Even as variants continue to course through inoculated populations and economic recovery remains slanted toward wealthier Western countries, Griffiths described a torrent of pent-up travel demand after a year and a half of financial pain.

“We’ll see people having the confidence to rush back to travel,” he said. “I don’t think it will be a trickle. It will be a flood.”

Meanwhile at Israel’s pavilion, across the carpeted halls of the Dubai Air Show convention center, the military-industrial behemoths behind the country’s arsenals of unmanned aerial vehicles, missile defense systems and fighter jets hawked their wares for the first time after Israel and the UAE normalized diplomatic relations last year.

Shared enmity of Iran, the Shiite powerhouse known to provide drones and other military technology to its proxies in Iraq, Yemen, Lebanon and Gaza, helped bring Israel and the UAE together.
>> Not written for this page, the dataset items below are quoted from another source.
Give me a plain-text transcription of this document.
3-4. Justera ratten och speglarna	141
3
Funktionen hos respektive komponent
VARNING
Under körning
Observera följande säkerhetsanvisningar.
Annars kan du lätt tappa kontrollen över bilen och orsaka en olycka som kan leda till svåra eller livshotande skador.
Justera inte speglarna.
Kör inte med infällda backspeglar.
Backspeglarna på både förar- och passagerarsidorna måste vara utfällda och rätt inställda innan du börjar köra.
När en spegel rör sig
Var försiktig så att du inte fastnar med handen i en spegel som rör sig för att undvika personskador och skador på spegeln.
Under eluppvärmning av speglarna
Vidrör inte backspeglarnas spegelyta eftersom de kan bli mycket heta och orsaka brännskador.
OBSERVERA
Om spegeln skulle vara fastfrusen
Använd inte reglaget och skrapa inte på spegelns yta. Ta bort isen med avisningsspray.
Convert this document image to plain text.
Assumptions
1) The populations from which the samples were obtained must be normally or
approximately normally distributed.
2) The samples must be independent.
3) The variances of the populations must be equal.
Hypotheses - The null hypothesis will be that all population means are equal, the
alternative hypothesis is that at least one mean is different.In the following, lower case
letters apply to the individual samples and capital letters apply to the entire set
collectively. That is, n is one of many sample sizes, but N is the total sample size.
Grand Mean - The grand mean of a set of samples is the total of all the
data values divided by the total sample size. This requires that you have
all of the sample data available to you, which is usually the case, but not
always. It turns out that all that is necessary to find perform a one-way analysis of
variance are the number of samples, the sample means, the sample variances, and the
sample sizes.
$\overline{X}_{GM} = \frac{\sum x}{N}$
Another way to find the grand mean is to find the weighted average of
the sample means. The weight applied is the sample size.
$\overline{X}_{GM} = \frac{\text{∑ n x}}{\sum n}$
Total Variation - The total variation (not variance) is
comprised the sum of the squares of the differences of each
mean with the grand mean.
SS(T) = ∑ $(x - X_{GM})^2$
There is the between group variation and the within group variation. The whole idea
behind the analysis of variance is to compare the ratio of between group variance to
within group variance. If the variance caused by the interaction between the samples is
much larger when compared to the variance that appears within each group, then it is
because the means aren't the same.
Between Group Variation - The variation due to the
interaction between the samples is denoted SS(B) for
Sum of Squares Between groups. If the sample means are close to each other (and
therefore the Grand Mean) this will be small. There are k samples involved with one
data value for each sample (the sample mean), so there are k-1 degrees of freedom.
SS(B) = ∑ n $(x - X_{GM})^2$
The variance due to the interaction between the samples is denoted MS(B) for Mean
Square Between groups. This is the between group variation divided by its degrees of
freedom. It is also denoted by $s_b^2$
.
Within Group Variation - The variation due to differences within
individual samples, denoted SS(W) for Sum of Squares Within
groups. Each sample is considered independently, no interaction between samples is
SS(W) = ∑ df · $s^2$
But even as a drone mock-up dangled behind him from the ceiling, Boaz Levy, CEO of Israel Aerospace Industries, repeatedly declined to discuss the regional politics behind the company’s deals with the UAE.

He took pains to avoid mention of Iran and to stress the civilian nature of IAI’s exports, focusing on its space satellites, aircraft conversions and aerial surveillance.

“There’s a lot of threats all around,” Levy told The Associated Press when asked multiple times about the escalation of drone attacks across the region, including the volatile waters of the Persian Gulf, blamed on Iran. “I’m not analyzing them. I’m just saying they exist. And countries need to be prepared to defend themselves against those threats.”